Ante la pregunta del futuro me quedo en blanco. Prefiero compartir la idea de que el futuro está detrás como reservorio de lo que mi pasado ilumina. Prefiero activar la memoria de lo que mi biografía ha ido diseñando; un camino que “dice” más de mí que lo que ahora mismo pueda proyectar hacia el futuro. Sobre todo porque el pasado encarna una obra concreta que no se puede desdecir por más que lo intenten, y el futuro es muchas veces la cobija para la mentira o, en el mejor de los casos, para una ilusión vana.

No quiero que confundan mis palabras, es decir, mis pensamientos. Cuando hablo en estos términos no estoy desertando de la capacidad de soñar o imaginar otros territorios donde podamos defender una vida más plena. No. Ni hablo del derecho/deber que tenemos de luchar por un orden de justicia que nos permita acercarnos a ese terreno tan misterioso de la felicidad.
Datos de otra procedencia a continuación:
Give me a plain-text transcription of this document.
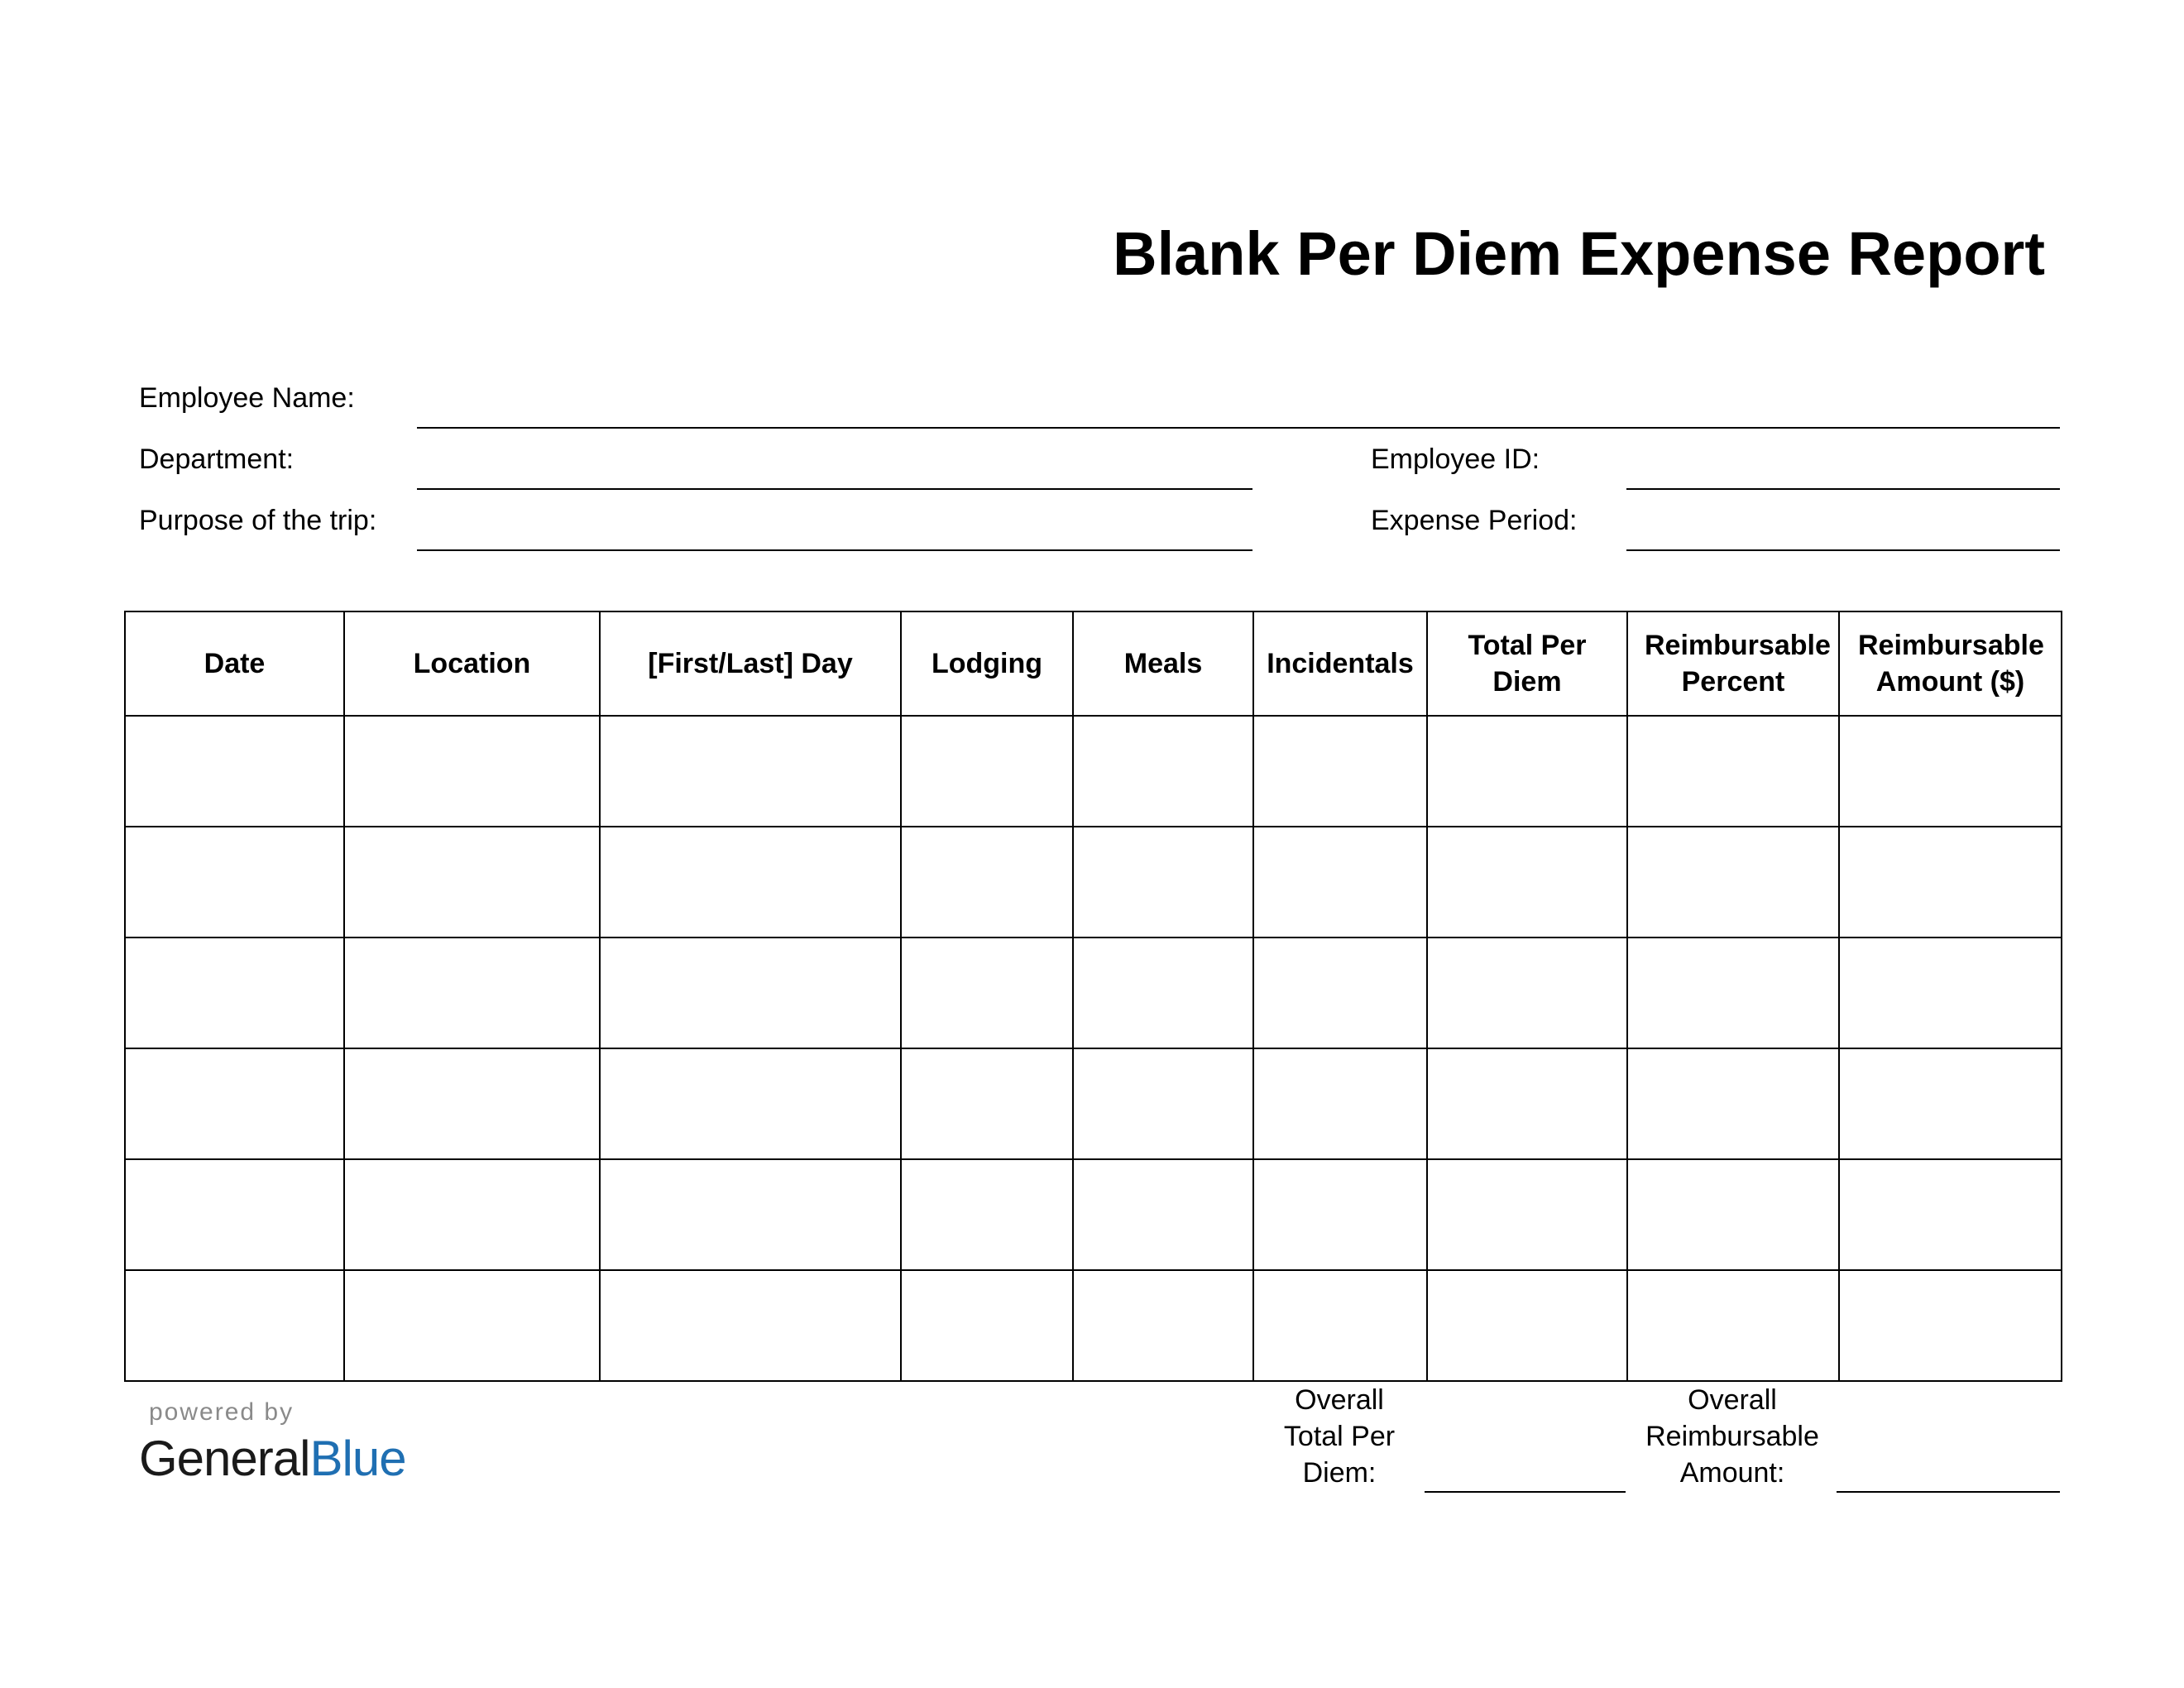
Blank Per Diem Expense Report
Employee Name:
Department:	Employee ID:
Purpose of the trip:	Expense Period:
Date	Location	[First/Last] Day	Lodging	Meals	Incidentals	Total Per Diem	Reimbursable Percent	Reimbursable Amount ($)

Overall
Total Per
Diem:
Overall
Reimbursable
Amount:
powered by
GeneralBlue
Está claro que un proyecto de vida pasa por ese camino tal y como la vida es. No vamos a negar la historia, no se trata de eso. Estoy hablando de poesía. Esa poesía que abre los ojos y desentumece lo establecido; aleta de tiburón, escalpelo de todo cuanto se pudre en su inmovilidad. Por eso me gusta ver el pasado delante; una luz que no ciega y te permite tener referencias de lo que fue para no levantar edificios en falso suelo.
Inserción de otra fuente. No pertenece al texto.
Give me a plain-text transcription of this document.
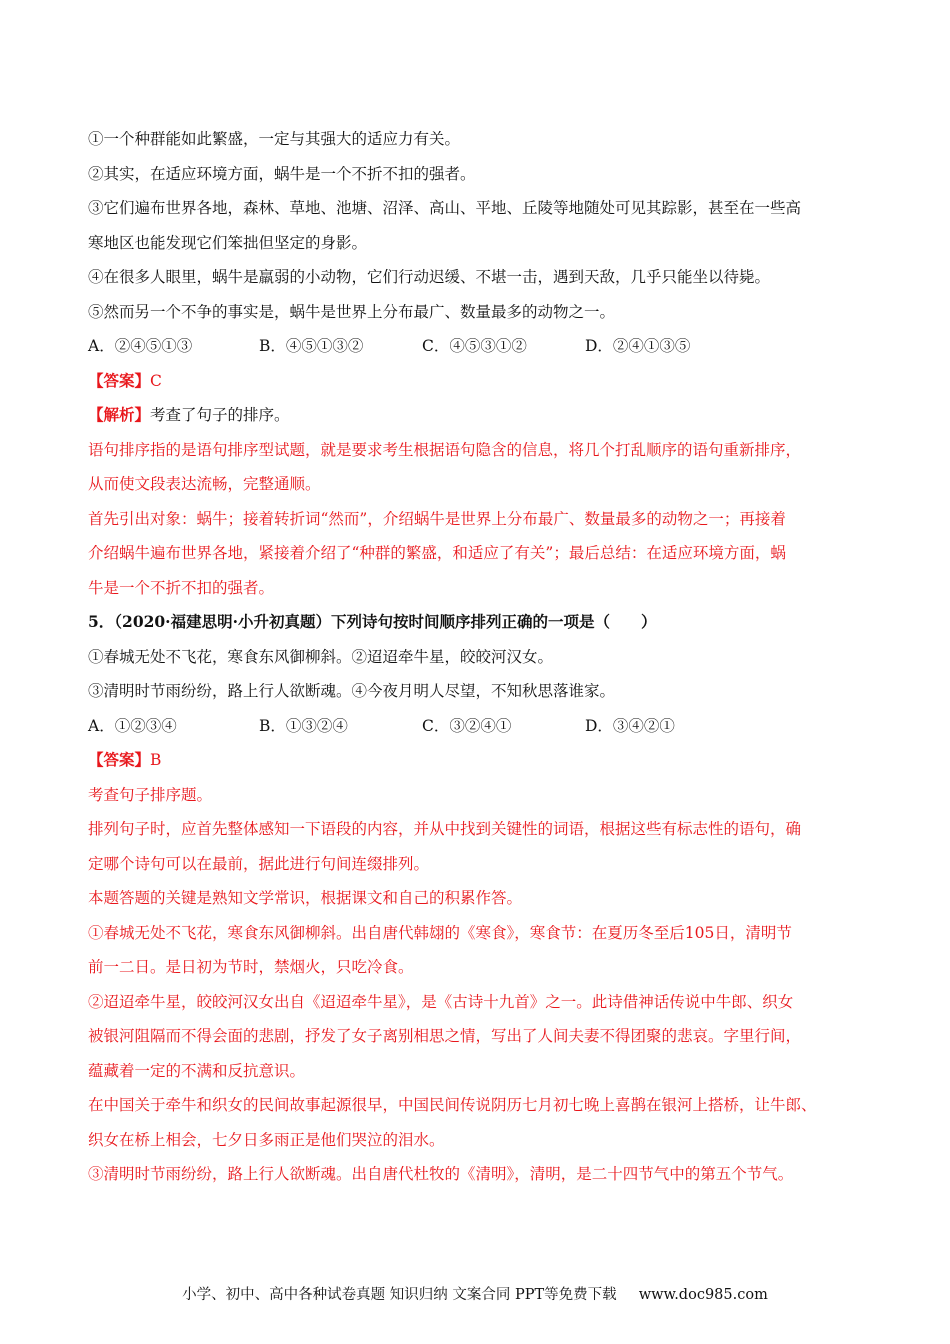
①一个种群能如此繁盛，一定与其强大的适应力有关。
②其实，在适应环境方面，蜗牛是一个不折不扣的强者。
③它们遍布世界各地，森林、草地、池塘、沼泽、高山、平地、丘陵等地随处可见其踪影，甚至在一些高
寒地区也能发现它们笨拙但坚定的身影。
④在很多人眼里，蜗牛是羸弱的小动物，它们行动迟缓、不堪一击，遇到天敌，几乎只能坐以待毙。
⑤然而另一个不争的事实是，蜗牛是世界上分布最广、数量最多的动物之一。
A．②④⑤①③	B．④⑤①③②	C．④⑤③①②	D．②④①③⑤
【答案】C
【解析】考查了句子的排序。
语句排序指的是语句排序型试题，就是要求考生根据语句隐含的信息，将几个打乱顺序的语句重新排序，
从而使文段表达流畅，完整通顺。
首先引出对象：蜗牛；接着转折词“然而”，介绍蜗牛是世界上分布最广、数量最多的动物之一；再接着
介绍蜗牛遍布世界各地，紧接着介绍了“种群的繁盛，和适应了有关”；最后总结：在适应环境方面，蜗
牛是一个不折不扣的强者。
5．（2020·福建思明·小升初真题）下列诗句按时间顺序排列正确的一项是（　　）
①春城无处不飞花，寒食东风御柳斜。②迢迢牵牛星，皎皎河汉女。
③清明时节雨纷纷，路上行人欲断魂。④今夜月明人尽望，不知秋思落谁家。
A．①②③④	B．①③②④	C．③②④①	D．③④②①
【答案】B
考查句子排序题。
排列句子时，应首先整体感知一下语段的内容，并从中找到关键性的词语，根据这些有标志性的语句，确
定哪个诗句可以在最前，据此进行句间连缀排列。
本题答题的关键是熟知文学常识，根据课文和自己的积累作答。
①春城无处不飞花，寒食东风御柳斜。出自唐代韩翃的《寒食》，寒食节：在夏历冬至后105日，清明节
前一二日。是日初为节时，禁烟火，只吃冷食。
②迢迢牵牛星，皎皎河汉女出自《迢迢牵牛星》，是《古诗十九首》之一。此诗借神话传说中牛郎、织女
被银河阻隔而不得会面的悲剧，抒发了女子离别相思之情，写出了人间夫妻不得团聚的悲哀。字里行间，
蕴藏着一定的不满和反抗意识。
在中国关于牵牛和织女的民间故事起源很早，中国民间传说阴历七月初七晚上喜鹊在银河上搭桥，让牛郎、
织女在桥上相会，七夕日多雨正是他们哭泣的泪水。
③清明时节雨纷纷，路上行人欲断魂。出自唐代杜牧的《清明》，清明，是二十四节气中的第五个节气。
小学、初中、高中各种试卷真题 知识归纳 文案合同 PPT等免费下载 www.doc985.com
“Quiero probar otras estructuras, abrirme al trabajo de mujeres que siguen sin llegar a los espacios de Magdalena. Eso es lo más difícil, y es al mismo tiempo lo más necesario”.

Dicho esto y a una edad donde el futuro es hoy, no tengo claridad meridiana sobre los derroteros del encuentro internacional Magdalena Sin Fronteras. Estos dos años de paralización han sido terribles porque han cortado de golpe la naturaleza vital de muchos procesos. Entonces tengo que pensar con el pasado delante cómo volveré a ese encuentro necesario. Sé que es necesario porque me consta la utilidad que en muchas vidas precisas ha tenido Magdalena Sin Fronteras. Lo que más me apasiona es que es un laboratorio para ensayar formas de relación que nos permitan abrir un diálogo real y amparar a muchas mujeres que están solas, acosadas en su vulnerabilidad y que pueden encontrar su voz si perciben estos territorios con otras reglas.

“Prefiero activar la memoria de lo que mi biografía ha ido diseñando; un camino que ‘dice’ más de mí que lo que ahora mismo pueda proyectar hacia el futuro”.

Voy a retomar este encuentro. Eso lo sé. Y también sé que quiero probar otras estructuras, abrirme al trabajo de mujeres que siguen sin llegar a los espacios de Magdalena. Eso es lo más difícil, y es al mismo tiempo lo más necesario. Si el futuro está delante corremos el riesgo de complacernos repitiendo lo que ya sabemos. Si está detrás podemos inventar más estrategias para proteger lo esencial; resistir la complacencia, cultivar la solidaridad y viajar más hondo ese camino hacia la vida.

Entonces habrá Magdalena Sin Fronteras tan pronto como las circunstancias lo permitan. Y teniendo en cuenta este contexto feroz que habitamos. Con el pasado delante, para no olvidar.